Data insight, unlocked and empowered by technology, is the most effective way forward. To address gaps in standardization and quality, mental health providers must use technology to explore how facilities can harness the power of linked data from purpose-built electronic medical records (EMRs). With this approach, providers can identify high-cost and high-risk behavioral health patients through complete SDoH classification and analysis.

Data: Beyond clinical and postcode

Many mental health EMR systems have used clinical data to understand patient outcomes. The problem is that clinical data tell us only part of the story. For example, weekly teletherapy will only work if the patient has reliable access to the Internet, a computer, or a smartphone. The correct SSRI prescription will not help the patient’s depression if they do not understand the dosage, the label, or the delayed onset of action. And factors such as distance and available transportation to care can hinder a patient’s ability to make appointments.

SDoH should be the basis of a new data structure for behavioral health in the future. First, providers must identify patients facing adverse SDoH and include them in behavioral health management and population strategies. And predictive insights, along with artificial intelligence and automation, can help prioritize barriers to care for each patient, helping providers overcome the mental health crisis plaguing Americans today.

We can lay the foundation for predictive insights by adding smart features to EMRs, proactive population-level assessment data, biometric and wearable integration, and existing social vulnerability indices.

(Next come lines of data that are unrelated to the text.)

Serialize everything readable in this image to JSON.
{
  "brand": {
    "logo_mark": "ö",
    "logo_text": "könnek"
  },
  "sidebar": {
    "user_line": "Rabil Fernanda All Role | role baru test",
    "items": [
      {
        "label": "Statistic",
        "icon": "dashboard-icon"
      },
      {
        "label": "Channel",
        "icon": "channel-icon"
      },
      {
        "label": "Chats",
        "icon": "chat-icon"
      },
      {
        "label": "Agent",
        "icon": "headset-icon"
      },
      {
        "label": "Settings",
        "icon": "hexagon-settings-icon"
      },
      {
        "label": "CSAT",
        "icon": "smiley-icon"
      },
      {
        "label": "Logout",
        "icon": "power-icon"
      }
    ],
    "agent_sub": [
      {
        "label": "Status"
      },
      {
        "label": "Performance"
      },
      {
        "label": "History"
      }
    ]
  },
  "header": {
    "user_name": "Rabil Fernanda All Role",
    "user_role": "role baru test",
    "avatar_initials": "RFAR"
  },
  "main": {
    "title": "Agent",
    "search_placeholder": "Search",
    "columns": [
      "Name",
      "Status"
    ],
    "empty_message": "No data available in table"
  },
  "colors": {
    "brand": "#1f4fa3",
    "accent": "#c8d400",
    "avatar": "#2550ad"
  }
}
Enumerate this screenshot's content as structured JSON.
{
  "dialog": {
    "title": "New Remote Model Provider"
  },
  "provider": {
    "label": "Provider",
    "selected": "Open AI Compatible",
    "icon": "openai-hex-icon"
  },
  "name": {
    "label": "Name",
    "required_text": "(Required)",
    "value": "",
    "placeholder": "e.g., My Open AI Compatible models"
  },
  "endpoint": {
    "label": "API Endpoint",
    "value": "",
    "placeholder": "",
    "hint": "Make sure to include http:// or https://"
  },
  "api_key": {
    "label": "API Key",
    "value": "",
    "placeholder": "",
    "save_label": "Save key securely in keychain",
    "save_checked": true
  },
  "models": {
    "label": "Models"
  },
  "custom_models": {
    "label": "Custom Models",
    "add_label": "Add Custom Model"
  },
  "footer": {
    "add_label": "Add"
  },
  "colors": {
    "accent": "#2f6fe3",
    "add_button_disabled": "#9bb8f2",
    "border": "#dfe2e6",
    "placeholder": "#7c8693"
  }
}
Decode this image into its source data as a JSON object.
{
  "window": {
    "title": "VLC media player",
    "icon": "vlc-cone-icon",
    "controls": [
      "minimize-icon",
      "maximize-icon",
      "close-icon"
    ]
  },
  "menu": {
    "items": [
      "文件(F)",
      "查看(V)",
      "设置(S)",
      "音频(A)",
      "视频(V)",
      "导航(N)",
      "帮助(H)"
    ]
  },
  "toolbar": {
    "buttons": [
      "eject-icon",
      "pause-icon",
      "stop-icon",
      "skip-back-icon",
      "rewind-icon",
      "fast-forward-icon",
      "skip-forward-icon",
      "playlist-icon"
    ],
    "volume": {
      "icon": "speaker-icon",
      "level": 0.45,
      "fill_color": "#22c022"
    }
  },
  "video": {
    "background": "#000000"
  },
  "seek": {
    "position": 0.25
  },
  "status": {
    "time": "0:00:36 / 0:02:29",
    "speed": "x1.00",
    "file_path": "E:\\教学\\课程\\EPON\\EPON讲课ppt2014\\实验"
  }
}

Additionally, by linking demographics to treatment protocols and outcomes, we can trend and benchmark outcomes and begin applying and acting on risk models through intelligent referral and follow-up workflows. And global data models can identify risk patterns, drive earlier and more proactive outreach to at-risk patients, and reveal new insights into patient experience and risk factors.

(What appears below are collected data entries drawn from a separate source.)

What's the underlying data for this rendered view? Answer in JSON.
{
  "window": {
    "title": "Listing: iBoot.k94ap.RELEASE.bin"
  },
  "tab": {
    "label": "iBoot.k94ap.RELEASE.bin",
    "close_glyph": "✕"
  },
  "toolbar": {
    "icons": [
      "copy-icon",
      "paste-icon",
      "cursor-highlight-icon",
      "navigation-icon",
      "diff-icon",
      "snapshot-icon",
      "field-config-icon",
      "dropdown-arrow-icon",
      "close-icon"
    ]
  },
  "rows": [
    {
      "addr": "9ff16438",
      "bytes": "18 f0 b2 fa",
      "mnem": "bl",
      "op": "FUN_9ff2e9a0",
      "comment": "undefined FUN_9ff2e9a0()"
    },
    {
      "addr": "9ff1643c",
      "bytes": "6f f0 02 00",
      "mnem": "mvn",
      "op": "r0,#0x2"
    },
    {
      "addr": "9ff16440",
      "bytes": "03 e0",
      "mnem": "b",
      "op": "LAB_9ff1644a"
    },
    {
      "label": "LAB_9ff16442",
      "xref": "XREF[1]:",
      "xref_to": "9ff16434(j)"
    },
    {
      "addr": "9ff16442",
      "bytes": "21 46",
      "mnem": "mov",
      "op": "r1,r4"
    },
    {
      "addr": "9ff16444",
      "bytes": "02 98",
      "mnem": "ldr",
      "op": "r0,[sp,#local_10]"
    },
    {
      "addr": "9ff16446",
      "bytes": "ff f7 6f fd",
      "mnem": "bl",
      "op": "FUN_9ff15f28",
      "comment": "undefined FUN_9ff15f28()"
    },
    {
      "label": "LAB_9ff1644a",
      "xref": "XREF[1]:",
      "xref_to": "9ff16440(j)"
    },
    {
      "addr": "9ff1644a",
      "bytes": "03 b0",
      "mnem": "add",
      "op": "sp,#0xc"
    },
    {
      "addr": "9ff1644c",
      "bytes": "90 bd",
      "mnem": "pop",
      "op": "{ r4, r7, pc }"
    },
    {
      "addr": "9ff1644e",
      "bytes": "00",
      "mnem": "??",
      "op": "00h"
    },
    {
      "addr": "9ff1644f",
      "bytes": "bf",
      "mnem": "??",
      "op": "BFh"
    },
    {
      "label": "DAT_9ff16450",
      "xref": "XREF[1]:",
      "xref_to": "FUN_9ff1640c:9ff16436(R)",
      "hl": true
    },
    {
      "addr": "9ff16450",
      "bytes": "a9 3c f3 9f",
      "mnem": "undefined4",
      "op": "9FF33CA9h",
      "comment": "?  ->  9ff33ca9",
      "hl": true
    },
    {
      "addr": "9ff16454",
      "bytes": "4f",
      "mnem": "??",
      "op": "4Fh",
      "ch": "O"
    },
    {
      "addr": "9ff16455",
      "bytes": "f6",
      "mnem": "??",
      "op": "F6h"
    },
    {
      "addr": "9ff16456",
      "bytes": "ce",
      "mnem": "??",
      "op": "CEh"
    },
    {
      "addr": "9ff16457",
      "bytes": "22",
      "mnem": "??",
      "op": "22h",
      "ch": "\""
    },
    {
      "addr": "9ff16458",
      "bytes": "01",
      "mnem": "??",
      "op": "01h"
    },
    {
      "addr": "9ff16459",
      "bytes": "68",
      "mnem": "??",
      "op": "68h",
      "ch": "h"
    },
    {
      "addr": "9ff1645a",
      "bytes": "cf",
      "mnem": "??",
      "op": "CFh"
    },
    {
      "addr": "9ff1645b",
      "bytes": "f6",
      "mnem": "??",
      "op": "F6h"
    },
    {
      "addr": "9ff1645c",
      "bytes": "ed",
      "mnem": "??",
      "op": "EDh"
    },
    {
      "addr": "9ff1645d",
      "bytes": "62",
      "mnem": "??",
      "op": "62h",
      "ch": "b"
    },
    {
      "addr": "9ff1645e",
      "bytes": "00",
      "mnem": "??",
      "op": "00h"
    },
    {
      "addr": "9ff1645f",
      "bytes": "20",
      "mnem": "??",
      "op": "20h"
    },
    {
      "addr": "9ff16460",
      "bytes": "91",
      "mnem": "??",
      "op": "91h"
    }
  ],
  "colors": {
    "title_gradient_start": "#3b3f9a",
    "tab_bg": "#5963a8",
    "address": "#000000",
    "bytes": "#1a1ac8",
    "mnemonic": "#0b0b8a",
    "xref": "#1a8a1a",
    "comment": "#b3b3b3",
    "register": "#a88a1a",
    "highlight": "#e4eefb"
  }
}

These strategies can assist clinicians with targeted interventions that help patients manage their health more effectively and maximize clinical resources, leading to better patient outcomes and long-term, sustainable substance abuse management. By linking clinical and SDoH data into care analytics, behavioral health practices can support adjustments to approved treatment protocols and lengths of stay. And by looking beyond just the physiological, we can create personalized treatment pathways based on the individual and their barriers to care. These holistic models will help close gaps where clinical data only tell part of the story.

Related data, trips and results

Connecting the dots of the journey for those most vulnerable to mental challenges and risks can be a game-changer in the fight to curb substance abuse. For decades, SUD and behavioral health data have existed in silos. And payment incentives aren’t aligned with results—yet. It is a disjointed system that contributes to disjointed and contrasting results.

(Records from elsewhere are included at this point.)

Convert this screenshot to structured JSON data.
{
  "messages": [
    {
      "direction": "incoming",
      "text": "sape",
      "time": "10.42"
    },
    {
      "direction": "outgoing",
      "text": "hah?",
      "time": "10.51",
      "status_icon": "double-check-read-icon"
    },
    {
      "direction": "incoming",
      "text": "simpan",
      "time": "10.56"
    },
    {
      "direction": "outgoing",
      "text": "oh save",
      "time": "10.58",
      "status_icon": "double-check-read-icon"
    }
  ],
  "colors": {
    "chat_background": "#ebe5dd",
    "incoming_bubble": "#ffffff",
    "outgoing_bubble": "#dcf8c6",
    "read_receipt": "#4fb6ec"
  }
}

In general, behavioral health and SUDs lag behind other specialties in collecting health equity data to reduce disparities in outcomes. Data standardization, reporting requirements and interoperability are critical to rapidly addressing gaps. We can begin to lay the groundwork for an open approach to sharing results and data standardization through investments in data and technology that can serve as a powerful springboard to much-needed changes in addiction treatment and coverage.